Drag out the Crystal Balls
Looking at The Times experts' top 10 investment picks for 2009, spare a thought for the poor soul who said "It takes a brave investor to put money into stock and shares after the carnage that has taken place in 2008". I wonder if he is still thinking it was a brave move now that the FTSE All Share Index has gained 33.76% in the intervening period.
Fortunately The Times journalist was not alone as the following predictions show:
Darius McDermott of Chelsea Financial Services predicted that commodities were oversold and due for a bounce when he chose the Marlborough Commodity ETF chosen: "This fund is a bet on the spot price of commodities, they have fallen heavily in recent months, and I believe they are oversold and due for a bounce back." Clearly the bounce didn't happen as the fund recorded a return of just 11.32% in the period.
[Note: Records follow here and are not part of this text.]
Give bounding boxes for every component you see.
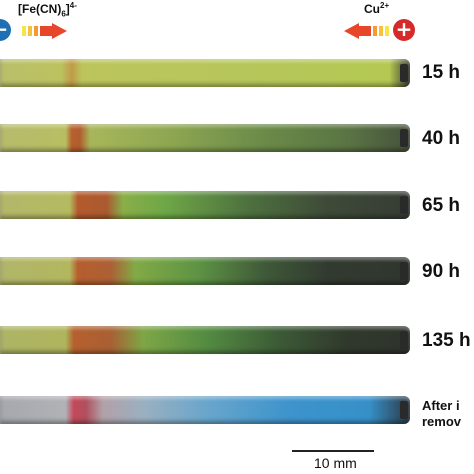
copper-ion-label: Cu2+ (364, 1, 390, 16)
tube-end-cap (400, 331, 408, 349)
after-label-line2: remov (422, 414, 462, 429)
negative-electrode-icon: − (0, 19, 11, 41)
ferrocyanide-label: [Fe(CN)6]4- (18, 1, 77, 19)
gel-tube-15h (0, 59, 410, 87)
time-label-135h: 135 h (422, 330, 471, 351)
tube-end-cap (400, 401, 408, 419)
anion-migration-arrow-icon (22, 23, 67, 39)
time-label-15h: 15 h (422, 62, 461, 83)
after-removal-label: After i remov (422, 398, 461, 430)
gel-tube-after-removal (0, 396, 410, 424)
after-label-line1: After i (422, 398, 460, 413)
tube-end-cap (400, 64, 408, 82)
positive-electrode-icon: + (393, 19, 415, 41)
scale-bar-label: 10 mm (314, 455, 357, 471)
tube-end-cap (400, 196, 408, 214)
time-label-65h: 65 h (422, 195, 461, 216)
cation-migration-arrow-icon (344, 23, 389, 39)
tube-end-cap (400, 262, 408, 280)
gel-tube-135h (0, 326, 410, 354)
tube-end-cap (400, 129, 408, 147)
time-label-40h: 40 h (422, 128, 461, 149)
gel-tube-90h (0, 257, 410, 285)
gel-tube-40h (0, 124, 410, 152)
time-label-90h: 90 h (422, 261, 461, 282)
scale-bar (292, 450, 374, 452)
gel-tube-65h (0, 191, 410, 219)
Still not to be outdone, Tim Cockerill of Rowan & Co recommended the Cazenove UK Absolute Target Fund said: "It is run by the very experienced Tim Russell," and "His investment process, based on the business cycle, looks absolutely spot on for today's times.". With a return over the last twelve months of 1.82%, Mr Russell missed the boat, and the fund now languishes 30% behind the FTSE All-Share, a fact that will weight heavily with the investors' £382million of money in the fund.
In fact, when you look at the recommendations of these Top Ten Experts as chosen by The Times, what you find is that only two of the funds managed to outperform the FTSE All Share Index during 2009, with one fund producing a return only 0.78% higher than the index. The other fund, the F&C Commercial Property produced an 8.91% greater return.
The Times Experts Top 10 Investments Picks for 2009
Not surprisingly, since it would be a short article if all the predictions were the same, there was little if any consensus of the types of funds that would produce better results. Probably more informative was the fact that the experts' predictions were fooled by events. Perhaps making predictions on the direction of markets and the ability of investment fund managers is more difficult than even the experts foresaw.
Still, here are some predictions that we think will work in 2010:
· Investment predictions in 2010 will be no more reliable than those in 2009;
· Most of the time, most investment managers will fail to beat their benchmark index;
· We will 'stick to our knitting' and continue to diversify your investments; we will not make predictions on the future direction of markets, stocks or managers.